Theologie und Anthropologie, die Lehre von Gott und die Lehre vom Menschen, sind in der Heiligen Schrift auf das Engste miteinander verbunden. Sie sind innerlich so aufeinander bezogen, dass das eine ohne das andere nicht gedacht und nicht angemessen zur Sprache gebracht werden kann.

Das wird sogleich in den ersten Versen der Bibel in einer theologisch überaus kühnen Aussage ins Wort gefasst. Der bekannte Satz im Buch Genesis lautet: „Und Gott schuf den Menschen als sein Bild, als Bild Gottes schuf er ihn, männlich und weiblich schuf er sie“ (Gen 1,27).

Der hebräische Text verwendet für „Bild Gottes“ den Begriff säläm älohim. Das Wort säläm bezeichnet eine Statue, näherhin eine Gottesstatue. Gemeint ist mit säläm keine flachbildliche, sondern eine rundplastische Darstellung, kein gemaltes Bild, sondern eine Statue. Derartige Götterstatuen standen in den Tempeln, den Wohnhäusern der Götter. Sie wurden von Priestern mit Nahrung versorgt, gewaschen, gesalbt, mit kostbaren Gewändern und Schmuck bekleidet. In den Götterstatuen sah man einen Leib, in den eine Gottheit eintritt, um durch ihn in der Welt gegenwärtig zu sein. Es gab eigene Riten, mit denen das Eingehen der Gottheit in ihr Bild begangen und vollzogen wurde. So waren die Gottesbilder streng genommen keine Abbilder einer im Himmel thronenden Gottheit, sondern Medien ihrer irdischen Vergegenwärtigung. In den Gottesbildern waren die Götter gegenwärtig. Die Statuen repräsentierten die Götter.

Der Mensch als Gottesstatue

Der in Genesis 1 verwendete Begriff „Bild Gottes“ ist so zunächst einmal vor dem Hintergrund der altorientalischen Kulturen, näherhin vor dem Hintergrund der altorientalischen polytheistischen Religionen zu verstehen.

Die biblische Schöpfungserzählung artikuliert sich im Horizont dieser Kulturen.
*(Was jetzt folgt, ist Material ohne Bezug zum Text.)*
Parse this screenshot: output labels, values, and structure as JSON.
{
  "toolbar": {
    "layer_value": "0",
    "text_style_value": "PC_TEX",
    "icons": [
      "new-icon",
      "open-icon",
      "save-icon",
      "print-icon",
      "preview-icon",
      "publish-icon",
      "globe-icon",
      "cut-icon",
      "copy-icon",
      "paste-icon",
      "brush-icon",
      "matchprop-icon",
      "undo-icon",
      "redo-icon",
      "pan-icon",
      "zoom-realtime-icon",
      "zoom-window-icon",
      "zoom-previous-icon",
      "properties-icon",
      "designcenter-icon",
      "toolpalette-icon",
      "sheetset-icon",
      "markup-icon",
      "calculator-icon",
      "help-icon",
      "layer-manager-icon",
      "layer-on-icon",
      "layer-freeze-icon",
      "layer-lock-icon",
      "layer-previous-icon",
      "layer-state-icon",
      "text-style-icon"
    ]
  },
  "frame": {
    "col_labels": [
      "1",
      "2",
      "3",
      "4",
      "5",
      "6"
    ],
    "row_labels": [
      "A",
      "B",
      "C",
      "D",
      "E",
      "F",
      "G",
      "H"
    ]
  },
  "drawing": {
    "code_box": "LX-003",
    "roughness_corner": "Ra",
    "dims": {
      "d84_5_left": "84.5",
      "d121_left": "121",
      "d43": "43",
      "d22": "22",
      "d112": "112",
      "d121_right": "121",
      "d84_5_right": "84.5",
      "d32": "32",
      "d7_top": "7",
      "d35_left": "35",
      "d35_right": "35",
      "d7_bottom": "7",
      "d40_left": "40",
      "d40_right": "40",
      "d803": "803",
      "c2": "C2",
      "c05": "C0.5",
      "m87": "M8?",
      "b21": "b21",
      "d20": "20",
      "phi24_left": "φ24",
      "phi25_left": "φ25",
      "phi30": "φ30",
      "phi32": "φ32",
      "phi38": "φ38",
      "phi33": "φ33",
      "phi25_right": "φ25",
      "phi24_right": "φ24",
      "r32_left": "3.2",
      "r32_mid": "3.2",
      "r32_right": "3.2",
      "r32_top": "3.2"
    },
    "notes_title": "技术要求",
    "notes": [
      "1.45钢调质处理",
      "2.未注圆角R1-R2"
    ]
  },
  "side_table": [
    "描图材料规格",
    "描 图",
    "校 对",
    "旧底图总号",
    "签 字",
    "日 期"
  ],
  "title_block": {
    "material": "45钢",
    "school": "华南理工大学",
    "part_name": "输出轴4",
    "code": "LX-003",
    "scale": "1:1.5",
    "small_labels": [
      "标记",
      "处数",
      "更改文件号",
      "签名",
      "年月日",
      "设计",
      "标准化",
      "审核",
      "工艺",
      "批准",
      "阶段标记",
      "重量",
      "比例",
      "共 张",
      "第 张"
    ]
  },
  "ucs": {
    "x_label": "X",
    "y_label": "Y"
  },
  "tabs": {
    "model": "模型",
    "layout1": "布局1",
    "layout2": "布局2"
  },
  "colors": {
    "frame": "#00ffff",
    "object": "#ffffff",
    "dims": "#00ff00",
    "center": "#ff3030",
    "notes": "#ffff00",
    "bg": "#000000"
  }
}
Zugleich aber setzt sie sich deutlich von ihnen ab. In der alttestamentlichen Tradition nämlich gibt es – zumindest offiziell – keine Gottesbilder. Der Gott Israels darf bildlich nicht dargestellt werden. Im Tempel zu Jerusalem stand keine Gottesstatue. So zumindest sagt es das Alte Testament. Und so wird es sehr wahrscheinlich auch gewesen sein. Vor diesem Hintergrund besagt nun die Aussage von Gen 1,27: Gott wird nicht durch eine leblose Statue repräsentiert, sondern durch den lebendigen Menschen. Der Mensch ist als Bild Gottes sein Repräsentant auf Erden. In ihm und durch ihn ist Gott in der Welt gegenwärtig.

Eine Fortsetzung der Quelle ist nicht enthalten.